23 Maggio 1992

Fa caldo, c'è afa.
"Papà vado a radermi che poi vado a lavorare."
Lo urlo quasi, spostandomi verso il bagno; in salotto il papà sta guardando la tv con le persiane tutte abbassate, nella speranza faccia un po'di fresco.
È primavera ma sembra estate piena, è maggio, il 23 ma sembra luglio. Io come sempre negli ultimi tre anni ho iniziato la stagione estiva, quest'anno un po' di fretta per il caldo anticipato. Entro i primi di giugno del 1992 dovrò sostenere gli esami di qualifica presso l'Istituto Alberghiero, primo step del mio percorso istruttivo-professionale.
Papà dal salotto risponde.
"Ti chiamo io quando sono le 18.30, così fai in tempo."
Sento la musica di uno di quei telefilm in replica, che passano solo quando non c'è nessuno a guardare la TV. La sigla è la stessa di altri momenti di bassa stagione televisiva.
Sento parti di dialogo mentre riempio il lavandino e sciacquo il rasoio. L'acqua, il toc del rasoio sul bordo del lavandino, dialogo. Si ripetono le azioni una, due, tre volte. Sigla del tg, forte, decisa, improvvisa.
"Giancarlo, vieni!"
È già ora di andare, sono tardi?
Il tono di papà era però perentorio, un ordine, velato da una tonalità triste.
Entro in salotto col viso per metà coperto di schiuma.
"Ascolta, guarda!"
Mi giro verso la tv, vedo papà serio, preoccupato, con la fronte aggrottata.
Ascolto. Vedo.
Macerie. Pietre. Bitume. Fumo.
Vedo. Ascolto.
Persone. Persone. 
Chi in divisa, chi vestiti come me, chi piange, chi scava, chi parla.

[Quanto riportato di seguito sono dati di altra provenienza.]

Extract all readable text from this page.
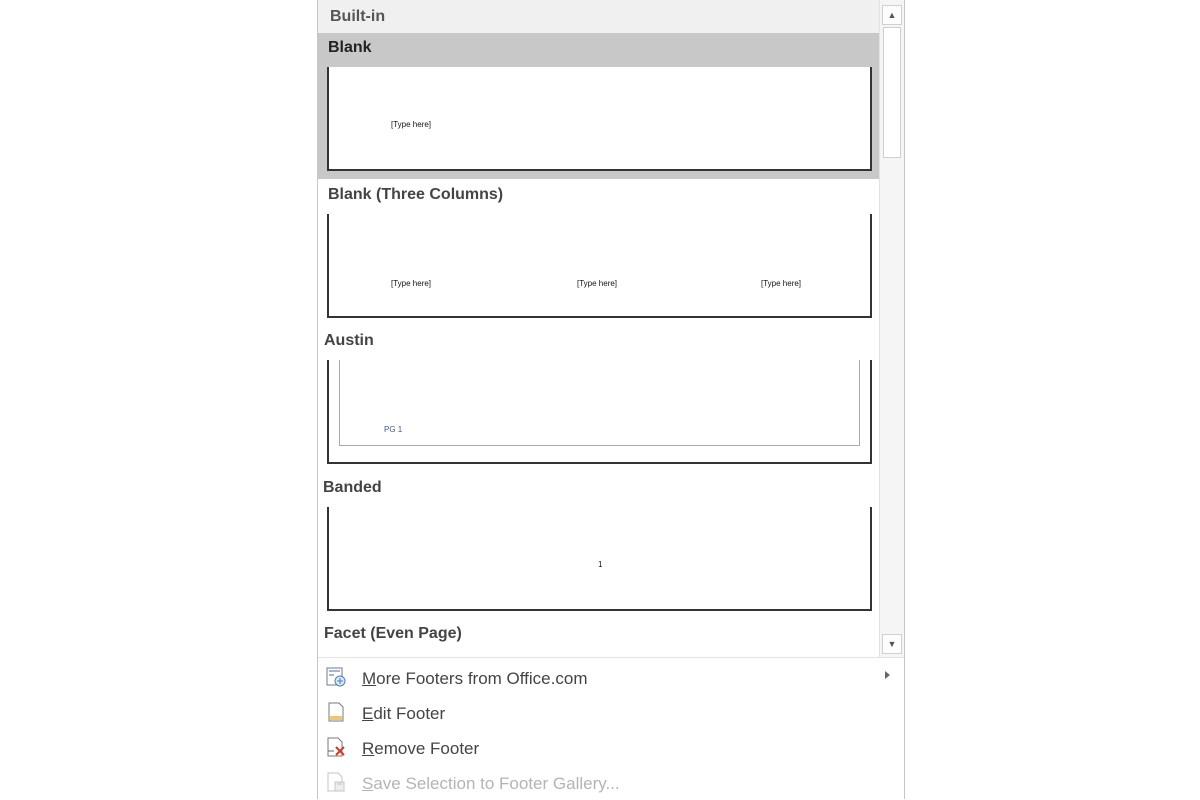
Built-in
Blank
[Type here]
Blank (Three Columns)
[Type here]	[Type here]	[Type here]
Austin
PG 1
Banded
1
Facet (Even Page)
▲
▼
More Footers from Office.com
Edit Footer
Remove Footer
Save Selection to Footer Gallery...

Papà non parla, è chiuso in un mutismo di massima attenzione e preoccupazione.
Mi siedo vicino a lui.
Vedo. Ascolto.
Rottami di auto. Fumo.
Le telecamere riprendono due cartelli autostradali verdi; uno dice Palermo, l'altro Capaci, sotto un cratere, un buco in cui è caduto un pezzo di Paese.
La voce del cronista racconta, annaspa, spiega, trema.
Recita nomi.
Giovanni Falcone.
Francesca Morvillo.
Rocco Di Cillo.
Vito Schifani.
Antonio Montinaro.
Nomi che chi ha la mia età, anche in quel 23 maggio 1992 alle ore 17:58, conosce bene, a memoria quasi. Li conosce anche il papà che ha gli occhi lucidi. Scuote la testa.

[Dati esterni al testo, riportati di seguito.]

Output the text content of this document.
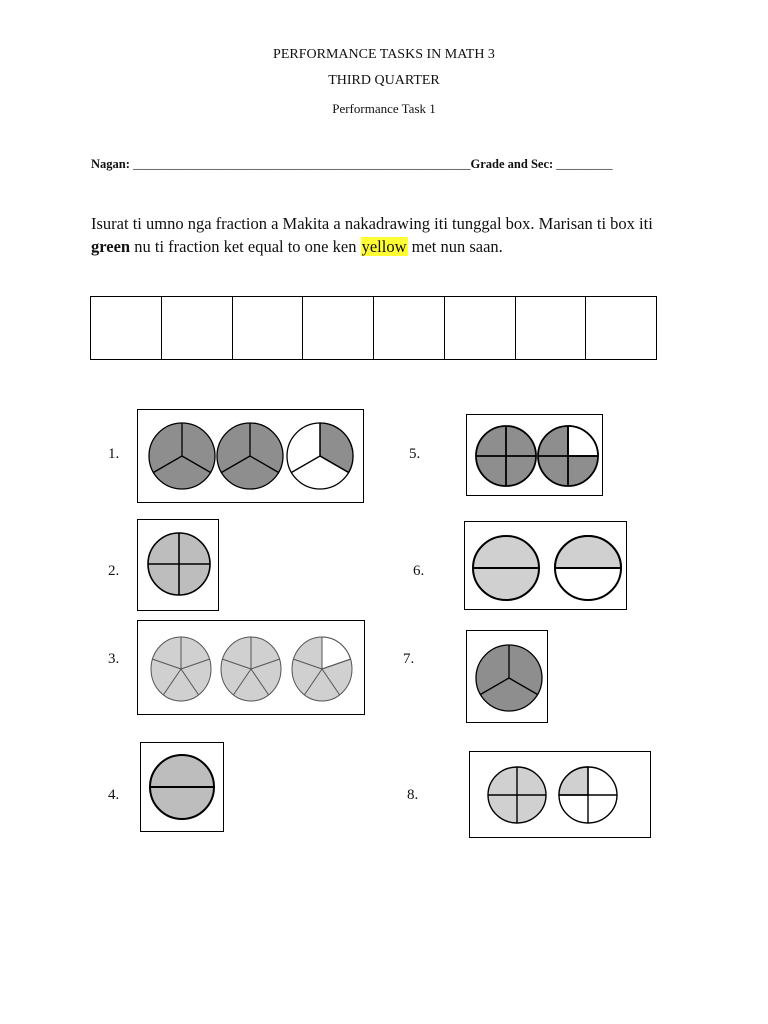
PERFORMANCE TASKS IN MATH 3
THIRD QUARTER
Performance Task 1
Nagan: ______________________________________________________Grade and Sec: _________
Isurat ti umno nga fraction a Makita a nakadrawing iti tunggal box. Marisan ti box iti green nu ti fraction ket equal to one ken yellow met nun saan.
1.
2.
3.
4.
5.
6.
7.
8.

"Giancarlo, non sono tutti così sai? Io li ho fatto il militare fra gente per bene. Amici...."
Piange. So che è affezionato a Palermo, so che li ha fatto la prima parte del servizio di leva negli anni '50. So che si è trovato come a casa, lui veneto in Sicilia.
"Lo so papà, ma sono cambiati i tempi e le persone."
Il giudice Falcone era all'epoca il giudice del maxi processo, la dottoressa Morvillo la moglie che viaggiava con lui, gli altri sono i nomi degli agenti componenti la scorta del giudice.
Alle 17.58 sono diventati all'improvviso tutti angeli per mano della mafia che combattevano e che nonostante tutto continuano a  combattere ancora.
Ho pulito il viso di corsa e ho smesso di radermi. Non ne avevo voglia.
Il 23 maggio 1992 alle 17.58 la mafia ha ucciso dei servitori della patria che si erano giustamente posti dalla parte della legalità, dei giusti.
Quell'attentato ha cambiato il mio esame, il mio tema scritto, la percezione della mia generazione delle cose. Ha chiarito infine quanto già sosteneva Peppino Impastato, che la mafia è una montagna di merda. Ha dato una coscienza agli italiani, addirittura privi in quei giorni orribili di un Capo dello Stato dopo le dimissioni di Cossiga.
È la data che difficilmente si potrà cancellare, immagini che anticiperanno già D'Amelio, altro giudice, altri agenti di scorta uccisi dalla mafia, che non ha avuto in cambio il silenzio che cercava, no.
Quel pomeriggio andai al lavoro silenzioso, servendo a tavoli composti da persone che non avevano voglia di ridere, né sorridere. Gli sguardi smarriti erano rivolti alle televisioni.
Guardai il collega siciliano vicino a me, pensai a mio padre e pensai che aveva ragione, non sono tutti così.